The potential for violence displayed by both white and male characters within the poem conveys that settlers un/consciously understand that they are beneficiaries of settler colonial genocide and will reap those benefits (Gilio-Whitaker, 2018). This highlights Rebecca Tsosie’s (2010) argument that settler colonial narratives of neocolonialism and dispossession inform our daily lives (p. 30). Indigenous women are always navigating settler colonial violence in every aspect of their lives, including their dating lives. Therefore, settler colonialism not only organises our interactions with larger institutions but also influences our interpersonal interactions (Bourgeois, 2018).
The numerous accounts of stalking in the later stanzas of the poem provide insight into the disproportionate amount of violence that Indigenous women experience in the quotidian. This is due to the social construction of Indigenous women as inherently violable (Bourgeois, 2018). This idea has been internalised by all colonial subjects living within settler colonial states, even those who are not settlers (Sneider, 2015, p. 70). “Dating as a Native Girl” shows that Indigenous women experience a disproportionate amount of violence because of a lack of legal protections and anti-Indigenous internalisations, a result of being socialised within a settler colonialist society. The Indigenous male displaying violent behavior further supports aforementioned concepts of violence and historical trauma within Indigenous communities (Sneider, 2015, pp. 70–1). The woman of colour engaging in violent behavior also supports the idea that Indigenous women who engage in queer relationships are subject to more intersections of oppression because of settler colonial ideologies of homophobia, heterosexism, transphobia, and queerphobia. The ability of the woman of colour stalker to forget the person they stalked shows that this violence is normalised, and the violence experienced by Indigenous women is dictated by society to be something to ignore, dismiss, and forget because it is seen as normal.
Conclusion
In conclusion, the violence seen within Indigenous communities and romantic relationships are a part of a larger project belonging to settler colonialism. Settler colonialism requires violence against Indigenous peoples and an inconspicuous site is the personal, a location that society can easily dismiss and not see as a pattern of society (Bourgeois, 2018).
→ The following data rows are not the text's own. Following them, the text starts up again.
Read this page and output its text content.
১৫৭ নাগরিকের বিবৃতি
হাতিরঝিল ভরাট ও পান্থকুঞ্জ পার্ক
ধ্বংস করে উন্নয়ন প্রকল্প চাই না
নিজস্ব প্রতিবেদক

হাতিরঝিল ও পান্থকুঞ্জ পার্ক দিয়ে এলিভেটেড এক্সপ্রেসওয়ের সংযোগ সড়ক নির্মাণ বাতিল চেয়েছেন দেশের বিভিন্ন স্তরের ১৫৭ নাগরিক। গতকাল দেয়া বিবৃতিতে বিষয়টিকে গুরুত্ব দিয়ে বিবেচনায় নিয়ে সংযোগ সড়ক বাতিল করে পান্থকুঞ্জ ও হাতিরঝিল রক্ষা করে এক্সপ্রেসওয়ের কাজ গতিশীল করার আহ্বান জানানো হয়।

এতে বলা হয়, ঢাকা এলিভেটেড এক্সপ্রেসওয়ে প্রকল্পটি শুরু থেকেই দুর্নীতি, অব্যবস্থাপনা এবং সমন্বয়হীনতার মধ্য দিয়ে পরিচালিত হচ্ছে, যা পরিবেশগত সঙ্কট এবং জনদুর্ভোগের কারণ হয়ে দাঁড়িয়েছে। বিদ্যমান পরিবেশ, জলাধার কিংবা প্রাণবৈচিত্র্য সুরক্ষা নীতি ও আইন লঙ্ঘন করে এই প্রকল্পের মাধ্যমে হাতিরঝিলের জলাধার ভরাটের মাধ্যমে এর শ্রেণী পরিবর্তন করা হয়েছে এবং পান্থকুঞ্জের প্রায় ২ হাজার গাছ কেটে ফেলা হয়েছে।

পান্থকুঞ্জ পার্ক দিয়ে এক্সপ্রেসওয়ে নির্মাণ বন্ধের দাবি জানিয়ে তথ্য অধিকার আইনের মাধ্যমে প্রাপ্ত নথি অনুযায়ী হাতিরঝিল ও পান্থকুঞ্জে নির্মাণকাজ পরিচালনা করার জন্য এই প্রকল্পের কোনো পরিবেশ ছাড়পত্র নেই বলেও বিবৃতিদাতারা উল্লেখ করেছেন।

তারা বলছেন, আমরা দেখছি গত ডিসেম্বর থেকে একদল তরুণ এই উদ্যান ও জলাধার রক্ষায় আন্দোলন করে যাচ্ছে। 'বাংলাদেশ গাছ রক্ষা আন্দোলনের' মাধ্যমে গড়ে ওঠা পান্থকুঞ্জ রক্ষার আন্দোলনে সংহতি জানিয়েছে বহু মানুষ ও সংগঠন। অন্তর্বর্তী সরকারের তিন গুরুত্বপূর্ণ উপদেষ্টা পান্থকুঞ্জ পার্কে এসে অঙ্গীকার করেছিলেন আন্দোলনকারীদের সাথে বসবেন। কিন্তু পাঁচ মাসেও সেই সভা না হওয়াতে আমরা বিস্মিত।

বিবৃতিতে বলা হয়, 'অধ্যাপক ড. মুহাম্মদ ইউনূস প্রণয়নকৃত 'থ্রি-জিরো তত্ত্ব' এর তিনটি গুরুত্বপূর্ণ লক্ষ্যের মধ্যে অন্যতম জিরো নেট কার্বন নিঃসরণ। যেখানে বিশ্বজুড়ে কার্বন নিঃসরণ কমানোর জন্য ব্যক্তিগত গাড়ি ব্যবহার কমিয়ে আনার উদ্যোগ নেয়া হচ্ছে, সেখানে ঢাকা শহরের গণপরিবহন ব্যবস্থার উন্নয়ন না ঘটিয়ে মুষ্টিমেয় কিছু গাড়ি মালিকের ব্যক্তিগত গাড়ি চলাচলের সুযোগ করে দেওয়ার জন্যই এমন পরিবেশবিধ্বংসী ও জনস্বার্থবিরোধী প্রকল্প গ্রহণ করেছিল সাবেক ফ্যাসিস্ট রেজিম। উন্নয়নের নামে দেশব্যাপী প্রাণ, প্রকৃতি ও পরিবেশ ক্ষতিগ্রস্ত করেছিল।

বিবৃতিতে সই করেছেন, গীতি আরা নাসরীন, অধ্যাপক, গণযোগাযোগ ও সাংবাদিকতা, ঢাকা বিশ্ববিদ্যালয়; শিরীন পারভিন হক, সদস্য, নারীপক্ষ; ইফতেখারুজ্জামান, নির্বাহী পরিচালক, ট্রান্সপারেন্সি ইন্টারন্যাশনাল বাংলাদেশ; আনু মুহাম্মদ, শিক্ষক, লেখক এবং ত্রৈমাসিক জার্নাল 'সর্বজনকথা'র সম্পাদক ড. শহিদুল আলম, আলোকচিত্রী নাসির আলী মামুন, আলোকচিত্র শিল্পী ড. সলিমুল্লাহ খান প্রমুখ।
It is easy to detach from recognising this pattern of violence when it is obscured by efforts to protect the community, family, and tradition. However, we must acknowledge that this violence is not coincidental and is a function and legacy of settler colonial violence. It is learned, internalised, and reproduced in our romantic, platonic, familial, and communal relationships. Yet, all are forms of colonial violence set into motion by the imposition of western gender, sex, and sexuality. This social construction of gender seeks to subjugate Indigenous peoples, especially those who do not abide by gender norms. Therefore, gender is a colonial project with the role of reproducing violence within our communities. The purpose of the colonial project of gender (O’Sullivan, 2021) functions to serve the settler colonial agenda, one which relies on the dispossession of Indigenous people’s abilities to love, live, be in community, and exist.